It came down to the final minute for the University of South Florida’s Google Developer Group at the Hacklytics 2026 Golden Byte hackathon at Georgia Tech.
After 36 hours of building their anxiety-calming wrist device and companion app, the team had just 60 seconds left to submit their project, the difference between disqualification and acceptance by judges.
They made it in time and won the competition, marking the group’s first major victory against top-tier universities.
“That was a little scary,” said Jhoon Yi, the group’s vice president. “We were able to just get everything working at the very last minute and submit it before time ran out.”
The prize: a MacBook Air M4 laptop for each team member, which also included Kalyan Castro de Oliveira, Deep Akbari and Gustavo Galvão e Silva. Several are students in USF’s Bellini College of Artificial Intelligence, Cybersecurity and Computing, which emphasizes hands-on innovation and real-world problem solving.
Hacklytics is the Georgia Institute of Technology’s annual data science, AI and analytics hackathon. More than 1,200 students from 200+ universities signed up to build data-driven projects over a single weekend.
Brainstorming the solution
Preparation for a hackathon is a cross between creative brainstorming and strategic planning. The object is to identify a problem and find a solution – or hack – for it.
In the case of Hacklytics, teams select one of five tracks to identify and solve. For the USF Google Developer Group, they selected the health care category. The goal: to innovate in “bioinformatics, patient care and personal health technology.”

The USF team brainstormed what they wanted to accomplish: a medical hardware device that used two wristbands, equipped with vibration motors, that could reduce a person’s anxiety.
They called it - Alleaf. Complete with the tag line: Alleviate. Relief. Turn over a new Leaf.
For Yi, an information technology senior, the project was more than a competition, it was personal.
“I have friends and family who have mental health issues with anxiety,” he said. “So, that was my focus, and we were able to come up with the idea – going off a clinical technique called bilateral stimulation. Basically, what this means is just that you're stimulating both sides of your body.”
The group’s research focused on bilateral stimulation — a clinical technique that rhythmically stimulates both sides of the body to help interrupt the physiological fight-or-flight response. “You could trigger our device, which is kind of a crazy looking thing,” he said. “They're supposed to act as wearables, so you put on both wrist straps. If your heart rate spikes, and you're having a panic attack, then the app would automatically trigger our wearable to do the bilateral stimulation to calm you down and put you in a more relaxed state.”

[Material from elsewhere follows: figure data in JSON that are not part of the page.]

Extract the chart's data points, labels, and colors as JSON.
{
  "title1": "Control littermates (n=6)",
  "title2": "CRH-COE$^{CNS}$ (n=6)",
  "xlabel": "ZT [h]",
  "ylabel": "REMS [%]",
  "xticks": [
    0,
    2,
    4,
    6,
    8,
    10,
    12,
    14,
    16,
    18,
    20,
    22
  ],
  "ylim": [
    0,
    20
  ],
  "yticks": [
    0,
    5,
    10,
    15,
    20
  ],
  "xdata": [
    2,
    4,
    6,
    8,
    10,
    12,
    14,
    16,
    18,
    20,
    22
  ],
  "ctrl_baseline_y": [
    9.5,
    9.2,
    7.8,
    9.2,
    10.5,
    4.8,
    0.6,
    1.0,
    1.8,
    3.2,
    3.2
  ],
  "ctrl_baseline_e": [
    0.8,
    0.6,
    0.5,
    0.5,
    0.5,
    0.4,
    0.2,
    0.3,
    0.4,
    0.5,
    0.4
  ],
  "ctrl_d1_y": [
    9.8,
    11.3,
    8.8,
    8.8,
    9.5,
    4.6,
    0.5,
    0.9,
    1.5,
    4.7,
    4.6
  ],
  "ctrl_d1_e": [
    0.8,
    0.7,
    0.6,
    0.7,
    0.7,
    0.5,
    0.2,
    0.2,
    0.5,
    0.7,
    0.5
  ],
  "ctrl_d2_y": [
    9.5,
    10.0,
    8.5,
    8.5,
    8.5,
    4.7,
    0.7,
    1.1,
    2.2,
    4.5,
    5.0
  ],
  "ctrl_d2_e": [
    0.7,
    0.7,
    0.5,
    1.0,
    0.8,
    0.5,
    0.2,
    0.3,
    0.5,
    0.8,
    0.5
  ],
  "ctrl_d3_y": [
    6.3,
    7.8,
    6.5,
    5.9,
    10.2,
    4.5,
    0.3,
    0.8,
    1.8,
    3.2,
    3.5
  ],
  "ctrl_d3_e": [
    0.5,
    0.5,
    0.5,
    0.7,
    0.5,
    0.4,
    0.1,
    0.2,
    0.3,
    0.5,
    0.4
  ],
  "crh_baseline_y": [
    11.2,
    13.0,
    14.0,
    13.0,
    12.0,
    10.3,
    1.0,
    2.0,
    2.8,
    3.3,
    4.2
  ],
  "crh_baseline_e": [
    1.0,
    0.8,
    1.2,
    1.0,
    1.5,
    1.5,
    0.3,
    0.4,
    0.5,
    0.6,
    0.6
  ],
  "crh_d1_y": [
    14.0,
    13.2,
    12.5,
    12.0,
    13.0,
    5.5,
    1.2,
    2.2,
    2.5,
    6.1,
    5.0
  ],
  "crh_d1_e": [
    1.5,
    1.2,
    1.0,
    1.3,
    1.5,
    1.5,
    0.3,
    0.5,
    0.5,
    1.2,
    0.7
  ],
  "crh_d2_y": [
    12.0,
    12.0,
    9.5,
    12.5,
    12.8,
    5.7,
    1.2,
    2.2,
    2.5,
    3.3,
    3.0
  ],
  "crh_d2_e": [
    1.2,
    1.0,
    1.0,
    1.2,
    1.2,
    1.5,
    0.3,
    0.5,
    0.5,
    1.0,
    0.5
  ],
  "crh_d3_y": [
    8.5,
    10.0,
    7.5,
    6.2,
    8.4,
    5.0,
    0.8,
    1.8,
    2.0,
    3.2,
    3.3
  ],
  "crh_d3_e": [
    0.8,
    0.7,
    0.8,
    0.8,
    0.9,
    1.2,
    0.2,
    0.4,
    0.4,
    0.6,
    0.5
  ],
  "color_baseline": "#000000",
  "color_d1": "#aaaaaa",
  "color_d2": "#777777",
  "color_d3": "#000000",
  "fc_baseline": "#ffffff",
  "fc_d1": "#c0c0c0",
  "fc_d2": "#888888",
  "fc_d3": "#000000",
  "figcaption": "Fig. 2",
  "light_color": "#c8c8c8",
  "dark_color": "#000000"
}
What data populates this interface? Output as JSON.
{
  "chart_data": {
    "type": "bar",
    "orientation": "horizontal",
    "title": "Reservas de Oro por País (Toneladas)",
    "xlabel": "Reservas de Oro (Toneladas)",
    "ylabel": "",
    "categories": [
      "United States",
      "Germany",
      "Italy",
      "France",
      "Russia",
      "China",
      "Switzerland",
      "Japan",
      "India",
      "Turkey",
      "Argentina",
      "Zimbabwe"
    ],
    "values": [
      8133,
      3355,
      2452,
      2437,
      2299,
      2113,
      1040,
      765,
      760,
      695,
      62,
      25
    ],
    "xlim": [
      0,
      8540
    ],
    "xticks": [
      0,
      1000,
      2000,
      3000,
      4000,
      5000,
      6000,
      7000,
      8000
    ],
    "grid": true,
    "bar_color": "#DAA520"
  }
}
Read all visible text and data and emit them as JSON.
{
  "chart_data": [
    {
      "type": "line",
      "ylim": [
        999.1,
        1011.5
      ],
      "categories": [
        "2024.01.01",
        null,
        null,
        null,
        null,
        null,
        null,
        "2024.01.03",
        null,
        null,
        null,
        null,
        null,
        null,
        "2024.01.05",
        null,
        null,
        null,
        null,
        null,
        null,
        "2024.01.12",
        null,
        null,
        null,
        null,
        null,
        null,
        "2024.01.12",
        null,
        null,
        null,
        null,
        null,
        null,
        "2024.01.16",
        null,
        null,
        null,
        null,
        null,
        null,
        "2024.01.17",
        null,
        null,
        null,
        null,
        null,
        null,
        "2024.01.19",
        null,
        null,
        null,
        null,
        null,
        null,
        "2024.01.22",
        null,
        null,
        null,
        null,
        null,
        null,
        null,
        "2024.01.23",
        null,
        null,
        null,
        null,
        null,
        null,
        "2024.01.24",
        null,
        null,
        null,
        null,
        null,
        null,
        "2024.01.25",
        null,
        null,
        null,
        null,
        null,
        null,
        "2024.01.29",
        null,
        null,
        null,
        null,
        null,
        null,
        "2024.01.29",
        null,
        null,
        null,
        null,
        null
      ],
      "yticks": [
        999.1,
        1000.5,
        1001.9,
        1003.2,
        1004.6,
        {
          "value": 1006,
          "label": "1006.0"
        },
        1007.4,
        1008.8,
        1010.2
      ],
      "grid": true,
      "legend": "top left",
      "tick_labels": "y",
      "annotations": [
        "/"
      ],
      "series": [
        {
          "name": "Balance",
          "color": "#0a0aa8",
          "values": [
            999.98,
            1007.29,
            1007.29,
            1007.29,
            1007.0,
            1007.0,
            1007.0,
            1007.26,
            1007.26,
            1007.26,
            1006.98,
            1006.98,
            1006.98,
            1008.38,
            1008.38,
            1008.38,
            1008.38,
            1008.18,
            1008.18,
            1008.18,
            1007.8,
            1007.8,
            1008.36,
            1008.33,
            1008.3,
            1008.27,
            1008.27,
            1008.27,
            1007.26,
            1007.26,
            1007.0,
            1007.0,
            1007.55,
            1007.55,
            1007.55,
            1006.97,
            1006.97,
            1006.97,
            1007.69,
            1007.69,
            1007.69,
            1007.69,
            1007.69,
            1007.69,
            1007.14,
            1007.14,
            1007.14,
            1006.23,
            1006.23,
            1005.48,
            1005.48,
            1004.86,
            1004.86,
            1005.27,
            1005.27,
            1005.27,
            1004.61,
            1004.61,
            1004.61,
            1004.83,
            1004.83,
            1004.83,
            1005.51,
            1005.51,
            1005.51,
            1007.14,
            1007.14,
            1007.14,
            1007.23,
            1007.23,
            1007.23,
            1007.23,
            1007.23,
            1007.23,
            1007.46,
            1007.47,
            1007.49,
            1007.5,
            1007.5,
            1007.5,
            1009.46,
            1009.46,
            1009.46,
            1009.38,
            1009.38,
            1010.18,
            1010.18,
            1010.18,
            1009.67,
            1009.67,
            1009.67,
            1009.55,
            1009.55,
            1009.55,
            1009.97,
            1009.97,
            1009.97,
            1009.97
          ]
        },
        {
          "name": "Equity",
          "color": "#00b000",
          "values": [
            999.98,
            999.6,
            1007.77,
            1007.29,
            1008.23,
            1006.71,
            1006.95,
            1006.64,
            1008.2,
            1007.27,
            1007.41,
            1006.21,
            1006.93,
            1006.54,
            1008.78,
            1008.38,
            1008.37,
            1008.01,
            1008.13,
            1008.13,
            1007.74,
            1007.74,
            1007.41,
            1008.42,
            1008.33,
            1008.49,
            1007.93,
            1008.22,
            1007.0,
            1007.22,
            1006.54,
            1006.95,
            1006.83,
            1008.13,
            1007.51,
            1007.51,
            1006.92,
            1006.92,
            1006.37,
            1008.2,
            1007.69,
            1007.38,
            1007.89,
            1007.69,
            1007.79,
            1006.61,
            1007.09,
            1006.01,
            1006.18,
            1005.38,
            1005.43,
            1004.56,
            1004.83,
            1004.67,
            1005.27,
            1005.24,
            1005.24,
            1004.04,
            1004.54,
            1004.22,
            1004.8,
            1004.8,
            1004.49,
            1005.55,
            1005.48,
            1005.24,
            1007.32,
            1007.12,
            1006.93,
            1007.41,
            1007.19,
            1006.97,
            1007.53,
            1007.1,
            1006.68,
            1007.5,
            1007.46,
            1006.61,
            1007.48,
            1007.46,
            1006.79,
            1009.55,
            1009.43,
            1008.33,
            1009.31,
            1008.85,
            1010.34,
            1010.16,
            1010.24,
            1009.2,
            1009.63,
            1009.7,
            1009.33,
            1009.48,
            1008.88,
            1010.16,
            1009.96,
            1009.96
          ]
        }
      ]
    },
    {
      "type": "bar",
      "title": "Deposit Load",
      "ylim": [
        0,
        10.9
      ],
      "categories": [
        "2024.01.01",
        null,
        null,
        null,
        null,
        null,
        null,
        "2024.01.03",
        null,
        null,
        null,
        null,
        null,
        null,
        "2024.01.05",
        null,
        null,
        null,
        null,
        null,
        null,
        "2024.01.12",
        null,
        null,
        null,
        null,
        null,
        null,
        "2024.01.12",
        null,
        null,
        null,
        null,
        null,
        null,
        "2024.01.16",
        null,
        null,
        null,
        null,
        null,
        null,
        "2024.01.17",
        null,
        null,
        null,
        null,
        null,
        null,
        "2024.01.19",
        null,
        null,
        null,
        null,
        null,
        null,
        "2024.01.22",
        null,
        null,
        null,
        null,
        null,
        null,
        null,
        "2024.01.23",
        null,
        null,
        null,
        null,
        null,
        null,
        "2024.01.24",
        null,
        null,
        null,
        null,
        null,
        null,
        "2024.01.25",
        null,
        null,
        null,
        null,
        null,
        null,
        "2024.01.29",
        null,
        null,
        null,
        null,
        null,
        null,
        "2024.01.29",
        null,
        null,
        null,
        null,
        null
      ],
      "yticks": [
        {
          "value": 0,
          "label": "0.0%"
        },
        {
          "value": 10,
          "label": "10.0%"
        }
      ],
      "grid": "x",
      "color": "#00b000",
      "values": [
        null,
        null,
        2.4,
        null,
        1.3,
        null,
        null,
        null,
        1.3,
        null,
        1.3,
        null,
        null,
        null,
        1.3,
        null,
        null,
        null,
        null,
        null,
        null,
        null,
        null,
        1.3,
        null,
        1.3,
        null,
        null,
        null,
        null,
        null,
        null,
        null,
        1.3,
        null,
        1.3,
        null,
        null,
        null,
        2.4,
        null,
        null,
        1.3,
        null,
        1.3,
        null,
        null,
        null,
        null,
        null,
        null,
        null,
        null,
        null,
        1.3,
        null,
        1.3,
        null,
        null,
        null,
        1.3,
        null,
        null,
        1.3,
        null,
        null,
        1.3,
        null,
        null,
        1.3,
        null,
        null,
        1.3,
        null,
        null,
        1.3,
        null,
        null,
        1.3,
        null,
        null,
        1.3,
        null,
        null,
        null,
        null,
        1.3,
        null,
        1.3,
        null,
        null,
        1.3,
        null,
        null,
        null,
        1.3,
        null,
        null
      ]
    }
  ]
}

That’s all the pre-game prep. Then comes the competition.
“You want to come up with the idea beforehand and plan on how you can execute it,” Yi said. “So, when it comes to the actual event, you're not eating away at time on, ‘What should I make? How should I make it?’ That's already kind of figured out.”
Hacking against the clock
Teams officially began hacking after an opening ceremony on Feb. 20.
“And that's as soon as 9 p.m. hit, we started with the actual execution of coding and with building the hardware. Then from that point on, we have 36 hours in total – until 9 a.m. on Sunday – to complete our build application and everything. Then we hope that everything is working together.”
But not everything goes smoothly.
“Of course, there will be kinks along the road where your plan will not always go
to plan,” Yi said. “But you just kind of have to work around that to get a final product
done within those 36 hours.”
Time ticked down while they worked.
“The only slip up we had was there's something called, Integration Hell, which is where you have all your components built, but now you’ve got to actually put them together,” he said.
Then it came time for demonstrations in front of the judges.

The team developed this medical hardware device that uses two wristbands, equipped with vibration motors, that can reduce a person’s anxiety.
“Everything was pretty much working together and successful, so we were able to demo really well for the judges,” Yi said. “We put the devices on their wrists, we were tracking their heart rates and also going through our guided meditation app. Instead of just building this prototype for the hardware, we wanted to take a step farther in terms of building a companion application to go directly with the hardware.”
Yi said the team’s idea for the app was to get away of the same types of meditation apps that relied on methods like counting techniques.
“But we wanted a different approach,” Yi said. “We wanted to have a mental health app and an actual hardware wearable to pair with it. Then we can could put them together so it's more immersive for the user and actually more beneficial.”
The app includes features such as gratitude journaling, exercises and an AI personalized therapist.
“There’s a lot that went into it. Another selling point we had was to use something called AI agents with a vector database to create a personalized AI therapist.”
The app-based therapist is not a licensed therapist but could offer a more affordable option for people who cannot access traditional therapy. It’s designed to follow therapeutic guidelines and keeps track of conversations to maintain context for users.
The team envisions USF hosting similar competitions in the future, something Bellini College leaders are open to supporting.
But don’t expect the competition to solve the same problems. They want new ideas and new problems to hack.
“You want to create new solutions to new problems that want to be addressed and solved from these hackathons. It's a space where creativity meets technology.”